Я вижу, что нетерпимость неизменно приводит к черствости. Разве можно с нежностью любить тех людей, коих ты осуждаешь? Как можно быть милосердным, живя среди грешников, осужденных на вечные муки? Ведь, любя их, мы должны ненавидеть бога, приуготовляющего им кару. Так вот, - хочешь быть человечным? Тогда осуди поступки, а не людей! Не надо брать на себя ужасные обязанности дьяволов. Не будем с такою легкостью отворять нашим братьям врата адовы. Полно, ведь если бы ад предназначался для тех. кто ошибается, то кто же из смертных мог бы его избежать?

О друзья мои, от какого тяжкого бремени вы избавили мое сердце!

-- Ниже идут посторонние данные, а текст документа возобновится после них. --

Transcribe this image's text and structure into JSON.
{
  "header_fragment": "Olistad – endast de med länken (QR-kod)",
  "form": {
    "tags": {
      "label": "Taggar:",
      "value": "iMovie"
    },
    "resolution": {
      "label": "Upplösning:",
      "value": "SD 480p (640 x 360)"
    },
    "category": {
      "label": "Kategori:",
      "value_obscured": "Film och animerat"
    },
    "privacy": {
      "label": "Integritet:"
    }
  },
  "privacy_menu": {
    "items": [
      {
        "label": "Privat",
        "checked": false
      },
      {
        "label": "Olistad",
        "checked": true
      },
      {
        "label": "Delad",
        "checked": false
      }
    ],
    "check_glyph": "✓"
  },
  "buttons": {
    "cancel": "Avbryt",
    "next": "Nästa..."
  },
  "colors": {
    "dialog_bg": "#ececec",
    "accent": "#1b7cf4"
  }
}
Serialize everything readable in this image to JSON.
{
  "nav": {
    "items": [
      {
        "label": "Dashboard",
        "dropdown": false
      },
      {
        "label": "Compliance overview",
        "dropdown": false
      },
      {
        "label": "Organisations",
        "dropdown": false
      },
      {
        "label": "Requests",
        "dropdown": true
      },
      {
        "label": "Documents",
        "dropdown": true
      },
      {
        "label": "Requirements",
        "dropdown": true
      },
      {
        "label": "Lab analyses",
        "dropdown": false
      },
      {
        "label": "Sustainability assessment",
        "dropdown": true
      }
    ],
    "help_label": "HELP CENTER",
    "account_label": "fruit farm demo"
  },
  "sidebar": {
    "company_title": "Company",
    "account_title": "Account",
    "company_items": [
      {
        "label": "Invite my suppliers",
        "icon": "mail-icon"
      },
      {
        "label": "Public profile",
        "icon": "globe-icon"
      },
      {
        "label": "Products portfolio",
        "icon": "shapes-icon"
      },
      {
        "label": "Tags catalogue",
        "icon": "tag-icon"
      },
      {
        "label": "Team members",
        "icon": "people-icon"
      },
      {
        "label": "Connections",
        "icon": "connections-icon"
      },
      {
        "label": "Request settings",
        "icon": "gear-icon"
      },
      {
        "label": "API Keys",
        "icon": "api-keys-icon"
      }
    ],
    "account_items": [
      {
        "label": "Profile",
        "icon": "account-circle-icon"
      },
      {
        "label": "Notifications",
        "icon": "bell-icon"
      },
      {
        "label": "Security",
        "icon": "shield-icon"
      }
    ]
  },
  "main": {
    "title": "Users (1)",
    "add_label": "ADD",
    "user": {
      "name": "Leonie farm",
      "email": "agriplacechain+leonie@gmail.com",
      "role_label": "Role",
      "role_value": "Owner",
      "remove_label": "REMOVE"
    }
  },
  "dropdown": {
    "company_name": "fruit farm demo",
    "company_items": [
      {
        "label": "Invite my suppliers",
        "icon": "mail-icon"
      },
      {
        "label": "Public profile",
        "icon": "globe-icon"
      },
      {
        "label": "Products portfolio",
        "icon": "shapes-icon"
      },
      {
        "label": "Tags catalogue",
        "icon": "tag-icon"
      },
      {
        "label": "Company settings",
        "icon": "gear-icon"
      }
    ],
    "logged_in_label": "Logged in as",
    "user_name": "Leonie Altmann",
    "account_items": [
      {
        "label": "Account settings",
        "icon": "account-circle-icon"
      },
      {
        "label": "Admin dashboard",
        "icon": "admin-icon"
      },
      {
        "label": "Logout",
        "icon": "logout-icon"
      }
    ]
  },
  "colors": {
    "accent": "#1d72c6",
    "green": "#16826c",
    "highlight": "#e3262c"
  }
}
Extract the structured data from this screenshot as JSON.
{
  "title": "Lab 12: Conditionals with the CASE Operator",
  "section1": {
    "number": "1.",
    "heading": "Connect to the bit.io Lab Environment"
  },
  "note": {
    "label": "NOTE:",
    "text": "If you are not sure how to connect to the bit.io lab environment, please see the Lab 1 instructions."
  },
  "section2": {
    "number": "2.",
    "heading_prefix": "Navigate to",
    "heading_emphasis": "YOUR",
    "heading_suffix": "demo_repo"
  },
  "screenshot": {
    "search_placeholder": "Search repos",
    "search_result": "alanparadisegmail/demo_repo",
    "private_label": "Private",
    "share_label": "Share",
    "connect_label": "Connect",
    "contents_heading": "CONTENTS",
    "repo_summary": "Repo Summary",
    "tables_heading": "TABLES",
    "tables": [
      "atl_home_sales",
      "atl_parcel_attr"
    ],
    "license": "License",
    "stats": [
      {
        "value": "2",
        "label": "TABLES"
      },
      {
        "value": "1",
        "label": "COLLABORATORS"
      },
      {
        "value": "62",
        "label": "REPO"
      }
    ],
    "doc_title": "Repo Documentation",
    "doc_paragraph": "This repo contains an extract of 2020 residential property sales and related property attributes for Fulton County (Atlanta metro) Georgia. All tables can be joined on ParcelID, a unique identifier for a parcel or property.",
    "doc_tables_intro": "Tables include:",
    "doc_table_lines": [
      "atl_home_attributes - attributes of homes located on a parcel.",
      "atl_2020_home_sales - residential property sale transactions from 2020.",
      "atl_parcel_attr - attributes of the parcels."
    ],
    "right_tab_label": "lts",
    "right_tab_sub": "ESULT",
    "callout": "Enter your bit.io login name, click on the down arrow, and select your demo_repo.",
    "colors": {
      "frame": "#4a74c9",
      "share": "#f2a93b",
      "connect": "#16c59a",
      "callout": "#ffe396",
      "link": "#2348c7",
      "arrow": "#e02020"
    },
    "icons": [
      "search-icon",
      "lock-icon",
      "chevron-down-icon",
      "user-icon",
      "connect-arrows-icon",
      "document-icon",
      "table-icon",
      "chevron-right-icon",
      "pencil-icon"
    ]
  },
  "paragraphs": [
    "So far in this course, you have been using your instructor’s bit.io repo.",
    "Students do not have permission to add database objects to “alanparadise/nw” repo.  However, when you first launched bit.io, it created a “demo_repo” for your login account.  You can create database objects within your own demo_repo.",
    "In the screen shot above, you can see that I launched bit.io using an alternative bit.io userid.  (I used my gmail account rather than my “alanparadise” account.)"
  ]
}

Внушив мне, что заблуждение еще вовсе не преступление, вы освободили меня от множества мучительных тревог. Я оставляю в стороне непонятные мне тонкости в истолковании догматов веры. Я придерживаюсь истин ясных как день, истин, бросающихся в глаза и убеждающих мой разум, истин практических, открывающих мне мой долг. Что касается всего остального, то для меня стало правилом то, что вы однажды ответили Вольмару19. Разве человек волен верить или не верить? Разве это преступление, что он не умеет правильно мыслить? Нет. Совесть вовсе не говорит нам, что есть истина, но внушает нам сознание своих обязанностей; она вовсе не подсказывает, что следует думать, а что следует делать: она отнюдь не учит нас хорошо рассуждать, а учит хорошо поступать. В чем мой муж может быть преступен перед лицом господа? Ужели он отвратил от бога взор свой? Ведь это господь закрыл от него свое лицо. Мой муж не бежит истины. Это истина бежит его. Вовсе не гордыня владеет им, - он заблуждается, но никого не хочет вести вслед за собою, он сам рад, что мы думаем иначе, чем он. Ему любезны наши чувства, он хотел бы, но не может их иметь. Наши надежды, наше утешение - все недосягаемо для него. Он делает добро, не ожидая за это награды себе; он более добродетелен, более бескорыстен, чем мы. Увы! Как он достоин жалости! За что же его карать? Нет, нет! Доброта, прямодушие, нравственность, благородство, добродетель - вот чего бог требует от нас, вот за что он вознаграждает; вот истинное поклонение, коего бог ждет от нас, и, следовательно, мой муж все дни жизни своей поклоняется ему. Если бог судит о вере человека по делам его, то всякой, кто творит добро, верит в бога. Истинный христианин - это человек праведный; а кто вершит зло - поистине неверующий человек.

Не удивляйтесь же, мой любезный друг, что я не спорю с вами о многих местах вашего письма, где мнения наши не совсем сходятся. Я слишком хорошо знаю ваше сердце, а потому не могу огорчаться вашими взглядами. Какое мне дело до всех этих праздных рассуждений о свободе воли? Хочу ли я добра потому, что воля моя свободна сама по себе, или потому, что воля к добру мне ниспосылается по молитве моей, не все ли равно, раз я нахожу в себе силу поступать хорошо. Сама ли я, творя молитву, добьюсь того, чего мне недостает, или бог посылает мне это по просьбе моей, раз всегда нужно попросить для того, чтобы получить, - нужны ли мне иные разъяснения? Так хорошо, что взгляды наши сходятся в основных вопросах христианского вероучения, и зачем же идти дальше этого? Ужели мы хотим погрузиться в бездонные и безбрежные пучины метафизики и терять в спорах о божественной сущности краткие дни нашей жизни, кои даны нам для того, чтобы прославлять бога? Мы не знаем, какова сущность божия, но знаем, что бог есть, и этого с нас достаточно; сущность его проявляется в его делах, мы чувствуем ее внутри нас. Мы можем сколько угодно спорить о ней, но не можем искренне не признавать бога. Бог даровал нам ту степень чувствительности, благодаря коей мы его постигаем, ощущаем его. Пожалеем же тех, кому это не дано, но не станем льстить себя надеждой просветить их без помощи господней. Кто из нас способен сделать то, чего бог не пожелал совершить? Будем безропотно чтить его волю и исполнять свой долг, - это лучший способ научить тому же и других.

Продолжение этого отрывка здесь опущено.